Formal writing
versus
writing for consumption
Sometimes writing-for-consumption calls for flouting the rules of expository writing that would normally earn an A from a high school English teacher.
Don’t get me wrong. I am a fan of grammar, usage, syntax, style, and all that. And I had a great high school English teacher who was uncommonly adept at teaching writing. The other English teachers in the school admitted as much, and admired him for it.

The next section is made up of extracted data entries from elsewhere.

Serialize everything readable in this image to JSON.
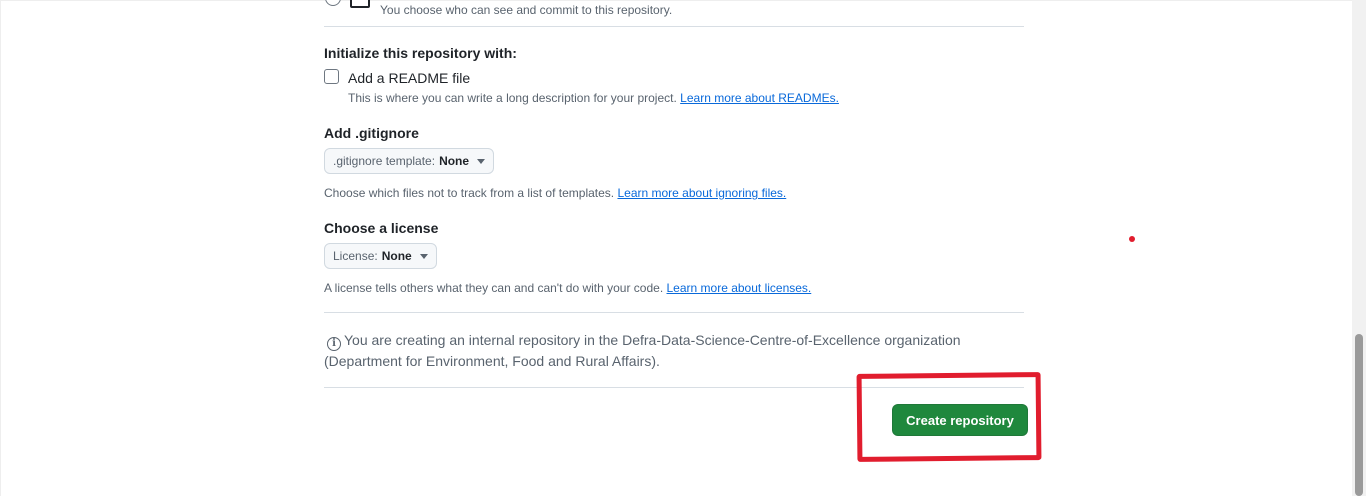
{
  "visibility_option": {
    "description": "You choose who can see and commit to this repository."
  },
  "initialize": {
    "title": "Initialize this repository with:",
    "readme_label": "Add a README file",
    "readme_note": "This is where you can write a long description for your project.",
    "readme_link": "Learn more about READMEs."
  },
  "gitignore": {
    "title": "Add .gitignore",
    "select_prefix": ".gitignore template:",
    "select_value": "None",
    "note": "Choose which files not to track from a list of templates.",
    "link": "Learn more about ignoring files."
  },
  "license": {
    "title": "Choose a license",
    "select_prefix": "License:",
    "select_value": "None",
    "note": "A license tells others what they can and can't do with your code.",
    "link": "Learn more about licenses."
  },
  "info": {
    "icon": "info-icon",
    "text": "You are creating an internal repository in the Defra-Data-Science-Centre-of-Excellence organization (Department for Environment, Food and Rural Affairs)."
  },
  "actions": {
    "create_label": "Create repository"
  },
  "colors": {
    "primary_button": "#1f883d",
    "link": "#0969da",
    "annotation": "#e11d2e"
  }
}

Trouble is, he taught expository writing. The kind where you don’t use “you.” Where it’s not OK to use a word like “OK.” Where the first sentence in a paragraph must summarize what the rest of the paragraph is about. Where short paragraphs mean you haven’t developed your case and looooong ones are good provided they stay on-topic. Where a preposition is a terrible thing to end a sentence with. And where you must never start a sentence with a conjunction. And fragments? Verboten.
Here’s the problem. Readers don’t grade your writing using the A through F scale. They resort to more of a pass/fail system. That is, they either read what you wrote, or they don’t.
The odds that they will read it are proportional, not to your skill in expository form, but to your skill in writing for consumption.
That is not to say that knowing the “rules” doesn’t matter. Learning to create sound expository writing provides a great foundation that I cannot recommend highly enough. Professionals break rules not from ignorance, but knowingly and for good reason.
Besides, on the practical side, knowing the rules can help you defend your work to an O.C. client when you choose to break them.